Concurrent Hash Table Designs

87 pointsposted a month ago
by signa11

15 Comments

mrkeen

a month ago

  public V get(Object key) { synchronized (mutex) { ... } }
  public V put(K key, V value) { synchronized (mutex) { ... } }
  public V remove(Object key) { synchronized (mutex) { ... } }
> From a correctness standpoint, this strategy is almost trivial to reason about.

It is indeed trivial to reason about. This design invites users to stumble into the race condition between get and set.

PaulHoule

a month ago

What a good transactional API is like is an interesting question.

   public void modify(K key, Function<Optional<V>,Optional<V>> modifier)
or something along those lines covers the race of a single value being changed out from under you, but if you want to update one or more keys you might want

   public void modifyMany(Set<K> key, Consumer<Map<K,V>> modifier)
where the modifier gets passed a modifiable view that has just the keys in the set.

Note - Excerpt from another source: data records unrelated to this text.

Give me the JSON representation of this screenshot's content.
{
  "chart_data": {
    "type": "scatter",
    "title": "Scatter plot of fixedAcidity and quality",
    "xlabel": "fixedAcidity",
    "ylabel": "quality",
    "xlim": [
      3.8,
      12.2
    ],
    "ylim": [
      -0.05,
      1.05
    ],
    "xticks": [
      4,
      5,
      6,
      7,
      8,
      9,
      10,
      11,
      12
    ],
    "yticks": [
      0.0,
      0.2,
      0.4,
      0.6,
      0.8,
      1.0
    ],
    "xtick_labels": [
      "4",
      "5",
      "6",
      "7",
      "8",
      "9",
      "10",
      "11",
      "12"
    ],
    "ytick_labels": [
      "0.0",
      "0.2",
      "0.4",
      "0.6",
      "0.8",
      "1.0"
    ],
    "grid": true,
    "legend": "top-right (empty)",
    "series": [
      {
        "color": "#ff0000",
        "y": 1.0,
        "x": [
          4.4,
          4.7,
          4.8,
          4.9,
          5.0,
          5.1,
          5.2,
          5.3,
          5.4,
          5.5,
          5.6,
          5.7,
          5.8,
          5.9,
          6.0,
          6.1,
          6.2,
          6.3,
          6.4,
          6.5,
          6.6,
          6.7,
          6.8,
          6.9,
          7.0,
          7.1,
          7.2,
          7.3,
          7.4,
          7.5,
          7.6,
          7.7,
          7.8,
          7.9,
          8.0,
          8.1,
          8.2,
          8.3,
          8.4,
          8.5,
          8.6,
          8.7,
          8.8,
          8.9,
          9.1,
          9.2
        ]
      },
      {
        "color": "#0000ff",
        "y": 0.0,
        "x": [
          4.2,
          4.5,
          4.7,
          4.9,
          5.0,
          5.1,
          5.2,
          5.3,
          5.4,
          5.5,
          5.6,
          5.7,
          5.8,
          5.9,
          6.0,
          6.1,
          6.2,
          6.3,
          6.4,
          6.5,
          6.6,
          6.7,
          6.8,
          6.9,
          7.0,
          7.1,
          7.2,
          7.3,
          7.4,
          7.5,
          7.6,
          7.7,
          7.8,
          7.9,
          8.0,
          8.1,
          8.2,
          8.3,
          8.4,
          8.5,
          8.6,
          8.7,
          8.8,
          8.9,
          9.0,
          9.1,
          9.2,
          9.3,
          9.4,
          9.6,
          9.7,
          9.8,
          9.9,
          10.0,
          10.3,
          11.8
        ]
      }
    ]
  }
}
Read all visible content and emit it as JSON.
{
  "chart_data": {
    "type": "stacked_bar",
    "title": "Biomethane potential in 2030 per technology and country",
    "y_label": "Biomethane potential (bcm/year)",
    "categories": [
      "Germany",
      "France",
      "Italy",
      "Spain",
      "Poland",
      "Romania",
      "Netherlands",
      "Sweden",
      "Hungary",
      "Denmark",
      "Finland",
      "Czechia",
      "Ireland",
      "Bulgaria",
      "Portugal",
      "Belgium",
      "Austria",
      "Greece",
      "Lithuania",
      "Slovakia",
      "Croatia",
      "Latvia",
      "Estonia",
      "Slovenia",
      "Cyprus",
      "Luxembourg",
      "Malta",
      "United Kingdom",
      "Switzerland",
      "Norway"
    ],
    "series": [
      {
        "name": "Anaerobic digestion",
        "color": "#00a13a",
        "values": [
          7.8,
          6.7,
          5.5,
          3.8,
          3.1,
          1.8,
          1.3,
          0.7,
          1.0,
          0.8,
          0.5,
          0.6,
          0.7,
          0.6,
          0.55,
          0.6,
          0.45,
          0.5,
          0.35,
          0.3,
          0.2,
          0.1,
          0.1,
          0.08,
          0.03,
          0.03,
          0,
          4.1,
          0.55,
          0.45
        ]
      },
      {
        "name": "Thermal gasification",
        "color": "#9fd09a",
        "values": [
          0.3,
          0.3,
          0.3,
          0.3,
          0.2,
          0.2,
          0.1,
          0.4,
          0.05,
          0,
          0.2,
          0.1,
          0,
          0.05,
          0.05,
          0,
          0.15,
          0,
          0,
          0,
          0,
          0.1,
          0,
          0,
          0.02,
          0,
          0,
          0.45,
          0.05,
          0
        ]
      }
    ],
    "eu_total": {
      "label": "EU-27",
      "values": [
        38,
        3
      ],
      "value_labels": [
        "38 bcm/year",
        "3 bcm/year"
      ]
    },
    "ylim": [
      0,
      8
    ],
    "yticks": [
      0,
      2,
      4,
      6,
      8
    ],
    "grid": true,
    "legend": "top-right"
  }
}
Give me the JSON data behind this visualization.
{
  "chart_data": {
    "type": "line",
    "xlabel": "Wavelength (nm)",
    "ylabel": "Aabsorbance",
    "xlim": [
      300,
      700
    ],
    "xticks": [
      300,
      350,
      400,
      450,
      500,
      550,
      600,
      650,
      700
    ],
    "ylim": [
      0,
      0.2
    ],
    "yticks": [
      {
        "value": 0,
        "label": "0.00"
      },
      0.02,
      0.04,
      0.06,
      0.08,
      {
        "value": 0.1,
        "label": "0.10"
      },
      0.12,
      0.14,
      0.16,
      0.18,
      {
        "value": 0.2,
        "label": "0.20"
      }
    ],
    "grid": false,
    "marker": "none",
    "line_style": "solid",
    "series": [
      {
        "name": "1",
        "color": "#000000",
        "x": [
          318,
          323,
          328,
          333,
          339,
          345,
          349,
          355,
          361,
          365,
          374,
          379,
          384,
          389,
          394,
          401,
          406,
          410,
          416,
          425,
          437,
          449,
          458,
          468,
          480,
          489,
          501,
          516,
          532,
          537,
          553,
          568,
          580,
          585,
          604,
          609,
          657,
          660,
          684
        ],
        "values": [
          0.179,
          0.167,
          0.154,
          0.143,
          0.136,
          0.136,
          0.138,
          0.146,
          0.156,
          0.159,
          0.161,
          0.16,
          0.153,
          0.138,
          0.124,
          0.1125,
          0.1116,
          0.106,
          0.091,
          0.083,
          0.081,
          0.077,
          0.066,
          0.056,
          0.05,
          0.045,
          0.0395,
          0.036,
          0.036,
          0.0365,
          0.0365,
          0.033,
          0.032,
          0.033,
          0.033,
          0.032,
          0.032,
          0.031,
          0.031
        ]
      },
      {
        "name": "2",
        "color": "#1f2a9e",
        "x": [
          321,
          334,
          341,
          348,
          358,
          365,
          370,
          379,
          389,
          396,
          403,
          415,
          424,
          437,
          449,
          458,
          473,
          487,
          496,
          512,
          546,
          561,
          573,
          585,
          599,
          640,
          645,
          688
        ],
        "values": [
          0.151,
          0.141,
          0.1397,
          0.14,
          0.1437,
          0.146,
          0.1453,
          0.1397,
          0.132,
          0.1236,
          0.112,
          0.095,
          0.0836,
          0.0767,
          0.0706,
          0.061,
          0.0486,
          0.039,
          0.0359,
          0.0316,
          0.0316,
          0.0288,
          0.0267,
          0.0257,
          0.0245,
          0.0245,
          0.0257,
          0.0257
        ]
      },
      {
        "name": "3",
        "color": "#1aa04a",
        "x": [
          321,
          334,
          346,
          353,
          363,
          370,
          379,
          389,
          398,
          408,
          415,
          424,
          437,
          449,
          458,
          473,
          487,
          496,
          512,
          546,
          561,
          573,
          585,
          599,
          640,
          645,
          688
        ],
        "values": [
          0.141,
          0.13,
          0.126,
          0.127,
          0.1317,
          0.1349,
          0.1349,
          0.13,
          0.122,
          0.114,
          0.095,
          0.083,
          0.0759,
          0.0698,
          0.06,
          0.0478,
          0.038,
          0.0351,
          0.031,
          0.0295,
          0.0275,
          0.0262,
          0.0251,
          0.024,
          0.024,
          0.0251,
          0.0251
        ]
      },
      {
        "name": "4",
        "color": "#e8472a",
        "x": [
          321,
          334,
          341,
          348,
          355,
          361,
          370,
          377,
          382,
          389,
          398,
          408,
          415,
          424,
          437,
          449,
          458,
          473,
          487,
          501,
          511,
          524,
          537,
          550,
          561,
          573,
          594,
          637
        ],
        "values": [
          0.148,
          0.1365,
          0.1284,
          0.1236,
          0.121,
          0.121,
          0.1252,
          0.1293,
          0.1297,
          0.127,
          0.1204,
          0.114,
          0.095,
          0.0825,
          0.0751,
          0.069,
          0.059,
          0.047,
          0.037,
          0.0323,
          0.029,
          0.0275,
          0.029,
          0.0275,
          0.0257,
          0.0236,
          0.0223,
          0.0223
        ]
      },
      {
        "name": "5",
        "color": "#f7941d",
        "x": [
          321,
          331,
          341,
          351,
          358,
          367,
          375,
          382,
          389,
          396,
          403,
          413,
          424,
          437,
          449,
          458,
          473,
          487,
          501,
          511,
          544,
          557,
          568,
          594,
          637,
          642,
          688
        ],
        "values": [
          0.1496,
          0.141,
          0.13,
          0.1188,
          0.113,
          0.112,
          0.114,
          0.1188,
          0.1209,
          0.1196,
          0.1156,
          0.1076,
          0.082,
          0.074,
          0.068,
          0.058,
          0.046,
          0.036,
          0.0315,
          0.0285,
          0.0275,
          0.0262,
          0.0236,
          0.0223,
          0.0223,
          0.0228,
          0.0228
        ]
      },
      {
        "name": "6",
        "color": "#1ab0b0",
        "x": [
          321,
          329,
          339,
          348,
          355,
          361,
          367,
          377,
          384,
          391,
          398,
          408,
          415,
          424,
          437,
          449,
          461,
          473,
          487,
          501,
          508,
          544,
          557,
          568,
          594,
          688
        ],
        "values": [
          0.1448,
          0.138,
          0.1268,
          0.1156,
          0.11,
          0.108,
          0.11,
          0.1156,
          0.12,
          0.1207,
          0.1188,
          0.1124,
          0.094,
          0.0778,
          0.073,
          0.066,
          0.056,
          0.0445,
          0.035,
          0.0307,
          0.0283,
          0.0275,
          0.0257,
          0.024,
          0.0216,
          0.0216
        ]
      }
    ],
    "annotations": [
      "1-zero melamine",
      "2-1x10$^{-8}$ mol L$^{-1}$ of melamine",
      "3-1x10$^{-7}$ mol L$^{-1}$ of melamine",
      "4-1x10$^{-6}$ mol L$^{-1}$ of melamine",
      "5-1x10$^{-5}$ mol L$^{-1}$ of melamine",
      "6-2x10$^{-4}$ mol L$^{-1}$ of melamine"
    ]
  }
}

There is also the Clojure-style immutable API for maps though I can say I never really enjoyed working with that the way I enjoyed immutable lists (which are Lispier than Lisp: I went through all the stages of grief reading On Lisp and couldn't help think "If he was using Clojure he wouldn't be struggling with nconc)

mrkeen

a month ago

STM containers does it right.

  lookup :: k -> Map K v -> STM (Maybe v)

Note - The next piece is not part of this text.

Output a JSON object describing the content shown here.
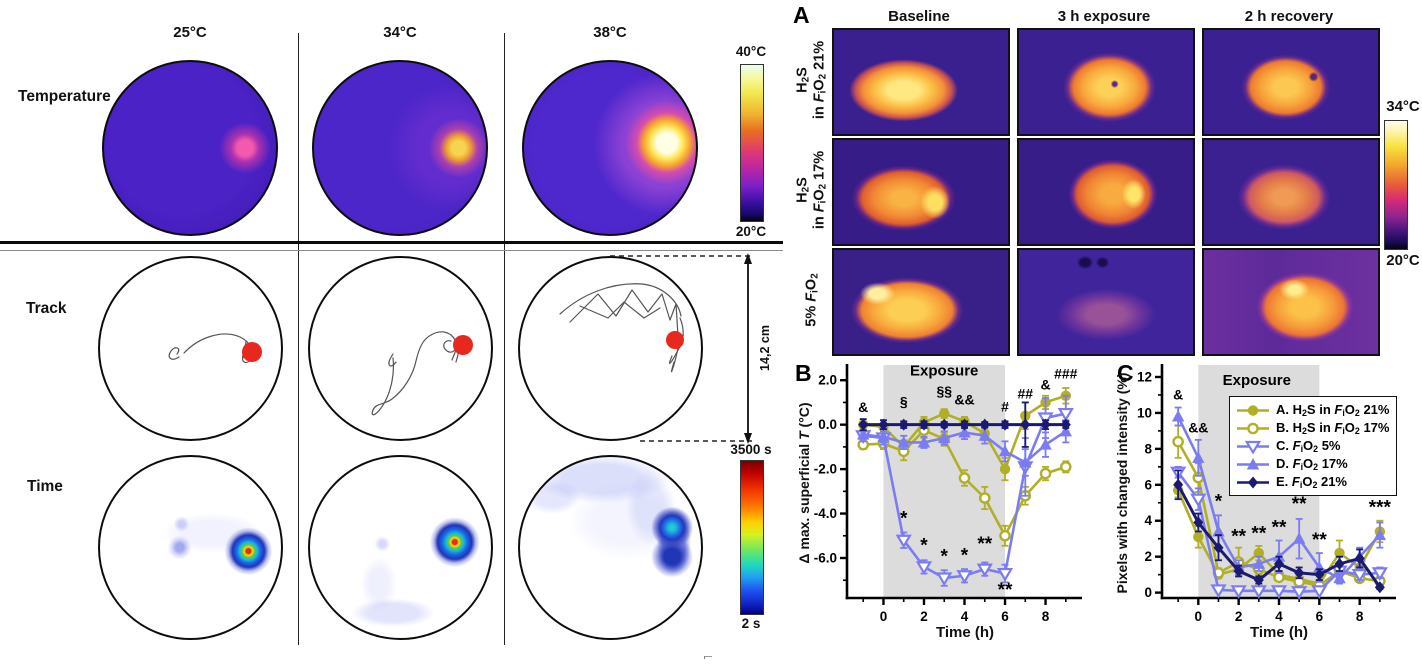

  insert :: v -> k -> Map K v -> STM ()
It won't execute until you wrap it with atomically, so you're forced to be explicit about whether these things should happen in one logical step or separately.

https://hackage-content.haskell.org/package/stm-containers/d...

user

a month ago

[deleted]

eterm

a month ago

There's a design in the .NET ConcurrentDictionary that is even more inviting:

  GetOrAdd(TKey, Func<Tkey,TValue> )
This lets you specify a key, and a method to run to generate a value to store if the key does not exist.

This is thread-safe, however it is not atomic much to the surprise of many that use it.

If you wrongly assume that the factory method can only execute once, you fall into a trap, since it actually can execute many times before the result is stored.

This can cause a problem if you use it for caching, because you might for example put an expensive calculation you want to cache there, only to find out cache expiration causes a stampede as the factory suddenly executes a lot at once.

the-smug-one

a month ago

I don't see the problem at all, tbh. Both `get(K); put(K);` and `put(K); get(K);` are valid execution traces on a uniprocessor.

mrkeen

a month ago

Oh yeah, I'm not sure what an execution trace is, but ConcurrentHashMap is indeed fit-for-purpose for single-threaded use.

nickmonad

a month ago

Would love to read this, although I'm seeing some pretty horrific code formatting issues in both Firefox and Chrome.

ramon156

a month ago

weirdest part is, the initial load looks fine (try refreshing, scroll persists).

firefox's reader view helps too

manwe150

a month ago

I saw a blog about this yesterday: disable extensions (notably 1Password) to fix formatting inside code tags.

pama

a month ago

Looks decent on iPhone safari FWIW.